How to Fix College Sports I would agree with Mr. Branch that the present college sports system replicates patterns of colonialism.

In December of 2009, college coach agent Jack Bechta wrote a column in The Agent's Journal about his visit with Texas Longhorn head football coach, Mack Brown. He wrote, "As an agent who represents coaches, I believe we'll start seeing more $5 million-per-year football coaches in the new few years."

While college coaches get help from seasoned agents who know how to negotiate terms favorable to their clients, the athletes who may have similarly high profiles and serve as the central attraction in college sport spectacle are barred from such representation.

The one-year scholarship makes athletes vulnerable to dismissal if they do not perform at levels satisfactory to their coaches, and they have no safety net if another college team does not pick them up. There is no severance if an athlete is let go after one or two years due to coach-controlled decisions, such as oversigning, or if an athlete suffers an injury and simply cannot perform.
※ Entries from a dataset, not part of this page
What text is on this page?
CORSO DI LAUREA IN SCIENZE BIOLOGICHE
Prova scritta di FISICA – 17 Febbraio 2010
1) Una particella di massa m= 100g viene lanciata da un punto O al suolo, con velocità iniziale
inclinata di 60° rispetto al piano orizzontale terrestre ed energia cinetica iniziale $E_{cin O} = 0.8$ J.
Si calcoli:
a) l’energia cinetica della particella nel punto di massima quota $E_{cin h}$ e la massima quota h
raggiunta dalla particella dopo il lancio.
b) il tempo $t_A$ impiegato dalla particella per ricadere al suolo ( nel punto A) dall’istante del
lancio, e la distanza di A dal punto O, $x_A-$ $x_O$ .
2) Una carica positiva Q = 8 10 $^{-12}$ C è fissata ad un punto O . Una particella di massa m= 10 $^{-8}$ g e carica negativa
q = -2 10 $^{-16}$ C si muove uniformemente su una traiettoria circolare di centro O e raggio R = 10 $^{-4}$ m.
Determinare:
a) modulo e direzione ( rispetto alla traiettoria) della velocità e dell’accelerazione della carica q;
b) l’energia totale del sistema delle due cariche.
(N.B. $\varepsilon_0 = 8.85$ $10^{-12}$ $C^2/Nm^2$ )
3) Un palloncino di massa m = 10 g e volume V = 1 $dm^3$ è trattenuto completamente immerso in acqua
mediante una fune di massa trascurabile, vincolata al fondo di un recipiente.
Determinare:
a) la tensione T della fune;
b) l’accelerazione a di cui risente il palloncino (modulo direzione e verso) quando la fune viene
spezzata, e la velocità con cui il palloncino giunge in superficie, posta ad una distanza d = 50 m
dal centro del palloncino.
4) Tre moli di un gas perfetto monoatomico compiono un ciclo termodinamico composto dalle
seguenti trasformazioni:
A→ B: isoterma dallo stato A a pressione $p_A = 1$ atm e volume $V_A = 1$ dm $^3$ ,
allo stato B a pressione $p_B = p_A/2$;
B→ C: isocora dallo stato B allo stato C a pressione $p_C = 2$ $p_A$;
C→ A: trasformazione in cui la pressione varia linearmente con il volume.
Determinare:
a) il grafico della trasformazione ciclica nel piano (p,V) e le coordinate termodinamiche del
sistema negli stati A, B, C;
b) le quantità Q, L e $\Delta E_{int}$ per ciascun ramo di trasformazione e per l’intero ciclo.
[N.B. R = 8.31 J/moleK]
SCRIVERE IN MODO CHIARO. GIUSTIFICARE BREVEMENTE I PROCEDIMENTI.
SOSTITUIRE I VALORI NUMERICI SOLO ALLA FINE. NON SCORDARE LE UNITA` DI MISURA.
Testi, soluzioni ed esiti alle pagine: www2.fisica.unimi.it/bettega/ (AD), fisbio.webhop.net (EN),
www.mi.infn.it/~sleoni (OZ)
Due to transfer rules, athletes who are not getting much playing time or simply clash with coaching staffs are subject to the wishes of their coaches, who may deny them the right to go elsewhere.

Most of the college athlete incidents in recent years that have been characterized as "controversies"—from Reggie Bush to Cam Newton to Terrell Pryor—center on issues related to whether college athletes are given an opportunity to receive fair market value for the contributions they make to the business of college sports. For college athletes to be held to the terms and conditions of a one-year scholarship that have been set by the very authorities who financially benefit the most and render the athletes involved voiceless in the process is a glaring conflict of interest.

The power of the system to hold these athletes out for ridicule and disparagement while presenting them as subjects of moral outrage distorts the real impropriety here. The conditions of the athletic scholarship and transfer rules, prohibitions against agents, limits on due process, failure to deliver on the promise to educate, the unobstructed selling of athlete images, and the like are tools of exploitation that benefit college sport leaders while oppressing those who perform on the field.